Pero precisamente por esta razón, la gobernanza debe compensar la opacidad técnica con una transparencia institucional superior. Si no se puede saber todo sobre los contratos, al menos deberíamos poder confiar en quién decide y bajo qué controles deciden.

La alternativa incómoda es decirlo abiertamente. Si Indra es ya un pedazo de soberanía industrial cuya estrategia, accionistas, adquisiciones y liderazgo debe determinar el Gobierno, quizás el debate honesto sea si debe seguir cotizando. Una exclusión de la lista o una nacionalización de facto serían decisiones costosas y discutibles.

La pregunta de fondo es qué quiere ser Indra. ¿Un contratista de defensa nacional apoyado por el Estado? ¿Una empresa tecnológica cotizada capaz de competir internacionalmente? ¿Un campeón industrial europeo?

Cada modelo requiere una gobernanza diferente.
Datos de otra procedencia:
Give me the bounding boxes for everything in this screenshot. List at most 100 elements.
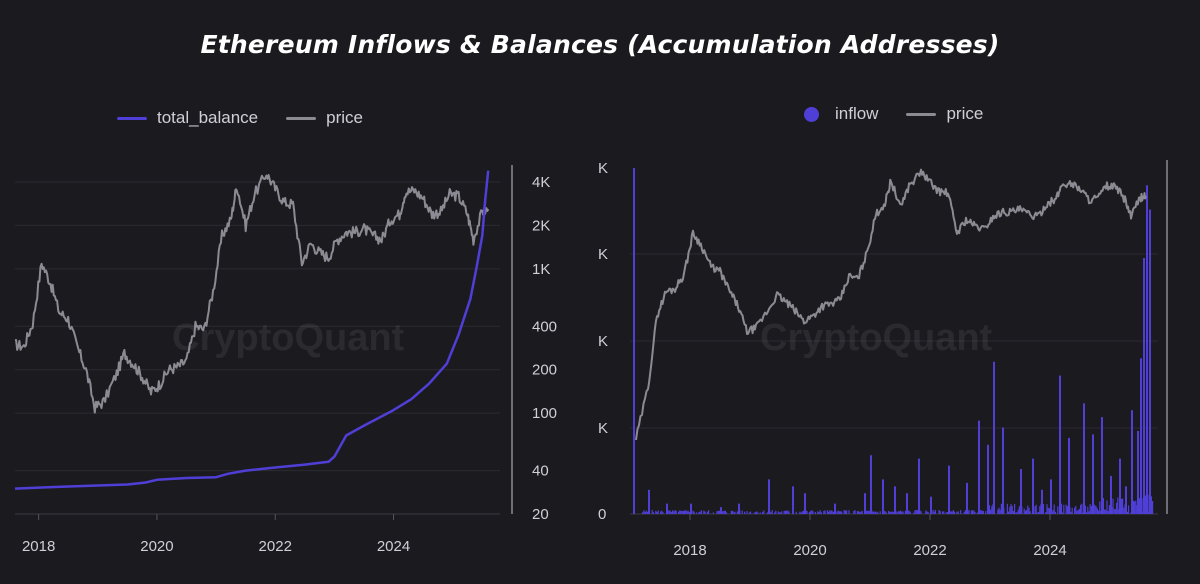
inflow-bar-minor bbox=[679, 510, 681, 514]
inflow-bar-minor bbox=[1116, 502, 1118, 514]
inflow-bar-minor bbox=[673, 511, 675, 514]
inflow-bar-minor bbox=[920, 511, 922, 514]
left-chart-legend: total_balance price bbox=[117, 108, 391, 128]
inflow-bar-minor bbox=[950, 511, 952, 514]
legend-entry-price-right[interactable]: price bbox=[906, 104, 983, 124]
inflow-bar-minor bbox=[856, 511, 858, 514]
inflow-bar-minor bbox=[642, 512, 644, 514]
inflow-bar-minor bbox=[896, 512, 898, 514]
inflow-bar-minor bbox=[891, 511, 893, 514]
inflow-bar-minor bbox=[1135, 500, 1137, 514]
legend-label-price-right: price bbox=[946, 104, 984, 123]
legend-entry-price[interactable]: price bbox=[286, 108, 363, 128]
inflow-bar-minor bbox=[902, 511, 904, 514]
inflow-bar bbox=[792, 486, 794, 514]
inflow-bar-minor bbox=[1106, 500, 1108, 514]
inflow-bar-minor bbox=[652, 512, 654, 514]
inflow-bar-minor bbox=[733, 512, 735, 514]
inflow-bar-minor bbox=[762, 511, 764, 514]
inflow-bar-minor bbox=[1078, 508, 1080, 514]
inflow-bar-minor bbox=[960, 510, 962, 514]
inflow-bar-minor bbox=[819, 510, 821, 514]
legend-entry-inflow[interactable]: inflow bbox=[804, 104, 878, 124]
inflow-bar-minor bbox=[844, 510, 846, 514]
inflow-bar-minor bbox=[1024, 510, 1026, 514]
inflow-bar-minor bbox=[991, 506, 993, 514]
inflow-bar-minor bbox=[799, 511, 801, 514]
inflow-bar-minor bbox=[784, 510, 786, 514]
inflow-bar-minor bbox=[660, 511, 662, 514]
inflow-bar-minor bbox=[1046, 504, 1048, 514]
page-title: Ethereum Inflows & Balances (Accumulatio… bbox=[200, 30, 1000, 59]
right-y-tick-label: K bbox=[598, 160, 608, 177]
inflow-bar bbox=[1140, 358, 1142, 514]
inflow-bar-minor bbox=[678, 511, 680, 514]
inflow-bar-minor bbox=[897, 511, 899, 514]
inflow-bar-minor bbox=[885, 512, 887, 514]
inflow-bar-minor bbox=[1035, 504, 1037, 514]
inflow-bar-minor bbox=[1095, 506, 1097, 514]
inflow-bar-minor bbox=[646, 511, 648, 514]
inflow-bar-minor bbox=[730, 510, 732, 514]
inflow-bar bbox=[1092, 434, 1094, 514]
inflow-bar-minor bbox=[976, 512, 978, 514]
right-x-tick-label: 2020 bbox=[793, 542, 826, 559]
inflow-bar-minor bbox=[838, 511, 840, 514]
inflow-bar-minor bbox=[1087, 506, 1089, 514]
inflow-bar bbox=[738, 503, 740, 514]
inflow-bar-minor bbox=[662, 512, 664, 514]
right-x-tick-label: 2024 bbox=[1033, 542, 1066, 559]
inflow-bar-minor bbox=[916, 510, 918, 514]
inflow-bar-minor bbox=[1036, 512, 1038, 514]
left-x-tick-label: 2020 bbox=[140, 538, 173, 555]
inflow-bar-minor bbox=[1144, 495, 1146, 514]
inflow-bar-minor bbox=[982, 511, 984, 514]
inflow-bar-minor bbox=[938, 510, 940, 514]
inflow-bar-minor bbox=[932, 509, 934, 514]
inflow-bar-minor bbox=[889, 511, 891, 514]
inflow-bar-minor bbox=[1114, 509, 1116, 514]
inflow-bar-minor bbox=[1080, 504, 1082, 514]
inflow-bar-minor bbox=[873, 511, 875, 514]
inflow-bar-minor bbox=[1034, 506, 1036, 514]
inflow-bar-minor bbox=[1076, 510, 1078, 514]
inflow-bar-minor bbox=[946, 512, 948, 514]
inflow-bar-minor bbox=[777, 511, 779, 514]
inflow-bar-minor bbox=[933, 511, 935, 514]
inflow-bar-minor bbox=[1065, 504, 1067, 514]
inflow-bar-minor bbox=[741, 510, 743, 514]
inflow-bar-minor bbox=[704, 511, 706, 514]
inflow-bar bbox=[948, 465, 950, 514]
inflow-bar-minor bbox=[810, 511, 812, 514]
inflow-bar-minor bbox=[669, 510, 671, 514]
inflow-bar-minor bbox=[806, 511, 808, 514]
inflow-bar-minor bbox=[1138, 498, 1140, 514]
inflow-bar-minor bbox=[757, 512, 759, 514]
inflow-bar-minor bbox=[1027, 505, 1029, 514]
inflow-bar-minor bbox=[877, 511, 879, 514]
inflow-bar-minor bbox=[1042, 504, 1044, 514]
inflow-bar-minor bbox=[1063, 504, 1065, 514]
inflow-bar-minor bbox=[670, 512, 672, 514]
inflow-bar-minor bbox=[974, 511, 976, 514]
inflow-bar-minor bbox=[718, 510, 720, 514]
inflow-bar-minor bbox=[655, 510, 657, 514]
inflow-bar-minor bbox=[696, 512, 698, 514]
inflow-bar-minor bbox=[706, 511, 708, 514]
inflow-bar-minor bbox=[837, 510, 839, 514]
legend-entry-total-balance[interactable]: total_balance bbox=[117, 108, 258, 128]
inflow-bar bbox=[720, 507, 722, 514]
inflow-bar-minor bbox=[901, 511, 903, 514]
inflow-bar bbox=[894, 486, 896, 514]
right-chart: K K K K 0 CryptoQuant 2018 2020 2022 2024 bbox=[598, 160, 1168, 559]
inflow-bar-minor bbox=[1053, 504, 1055, 514]
inflow-bar-minor bbox=[786, 510, 788, 514]
inflow-bar-minor bbox=[685, 510, 687, 514]
inflow-bar-minor bbox=[817, 511, 819, 514]
inflow-bar-minor bbox=[854, 510, 856, 514]
inflow-bar-minor bbox=[661, 510, 663, 514]
inflow-bar bbox=[1125, 486, 1127, 514]
left-y-tick-label: 20 bbox=[532, 506, 549, 523]
left-chart: 4K 2K 1K 400 200 100 40 20 CryptoQuant 2018 2020 20… bbox=[14, 165, 557, 555]
inflow-bar-minor bbox=[859, 511, 861, 514]
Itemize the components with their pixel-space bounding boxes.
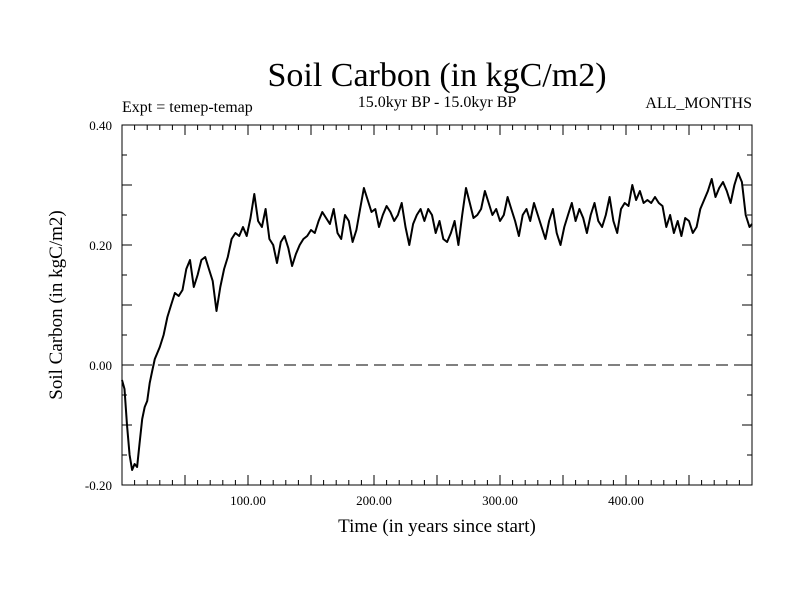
- y-tick-label: 0.00: [89, 358, 112, 373]
- x-tick-label: 400.00: [608, 493, 644, 508]
- axis-tick-labels: 100.00 200.00 300.00 400.00 -0.20 0.00 0.20 0.4…: [85, 118, 644, 508]
- y-tick-label: -0.20: [85, 478, 112, 493]
- period-label: 15.0kyr BP - 15.0kyr BP: [358, 94, 517, 111]
- x-axis-label: Time (in years since start): [338, 516, 536, 537]
- experiment-label: Expt = temep-temap: [122, 99, 253, 116]
- x-tick-label: 200.00: [356, 493, 392, 508]
- x-tick-label: 100.00: [230, 493, 266, 508]
- plot-frame: [121, 124, 753, 486]
- chart-title: Soil Carbon (in kgC/m2): [267, 57, 606, 94]
- months-label: ALL_MONTHS: [645, 95, 752, 112]
- y-tick-label: 0.40: [89, 118, 112, 133]
- y-tick-label: 0.20: [89, 238, 112, 253]
- axis-ticks: [122, 125, 752, 485]
- series-line-soil-carbon: [121, 172, 753, 471]
- y-axis-label: Soil Carbon (in kgC/m2): [46, 210, 67, 399]
- x-tick-label: 300.00: [482, 493, 518, 508]
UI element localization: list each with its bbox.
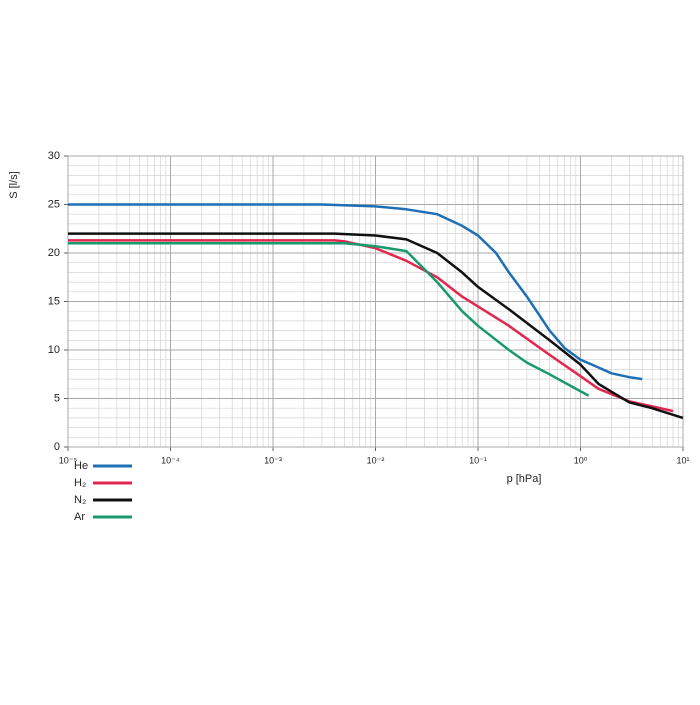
x-tick-label: 10⁻³ (264, 455, 282, 465)
y-tick-label: 15 (48, 295, 60, 307)
y-tick-label: 10 (48, 344, 60, 356)
line (68, 232, 684, 420)
x-tick-label: 10⁰ (574, 455, 588, 465)
legend-label: N₂ (74, 494, 86, 506)
legend-label: Ar (74, 511, 85, 523)
y-tick-label: 0 (54, 441, 60, 453)
x-tick-label: 10¹ (676, 455, 689, 465)
y-tick-label: 20 (48, 247, 60, 259)
x-tick-label: 10⁻⁴ (161, 455, 180, 465)
y-tick-label: 30 (48, 150, 60, 162)
y-tick-label: 5 (54, 392, 60, 404)
line (68, 203, 643, 381)
x-tick-label: 10⁻² (367, 455, 385, 465)
x-tick-label: 10⁻⁵ (59, 455, 78, 465)
x-axis-label: p [hPa] (507, 473, 542, 485)
y-axis-label: S [l/s] (8, 171, 20, 199)
y-tick-label: 25 (48, 198, 60, 210)
legend-label: H₂ (74, 477, 86, 489)
x-tick-label: 10⁻¹ (469, 455, 487, 465)
line (68, 242, 590, 397)
legend-label: He (74, 460, 88, 472)
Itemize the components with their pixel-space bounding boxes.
Un exportador de tecnología necesita credibilidad comercial, independencia de gestión y la confianza de clientes extranjeros que tal vez no quieran comprar tecnología percibida como una extensión de un gobierno.

Indra necesita algo que valga más que cualquier declaración: credibilidad. Para explicar por qué se compra o no Escribano, se define quién manda y se separa el interés de la empresa del interés del accionista público. También para convencer al mercado de que el interés nacional no se invoca sólo cuando conviene, sino que requiere estándares más altos que cualquier otra empresa cotizada.

Cuando una empresa estratégica cotiza en bolsa, el Estado puede formar parte del capital. Lo que no se puede hacer es estar dentro y fuera al mismo tiempo: dentro como accionista y fuera como poder político que condiciona la junta. Esa ambigüedad tiene un costo. Tarde o temprano lo paga la empresa, el mercado o el contribuyente.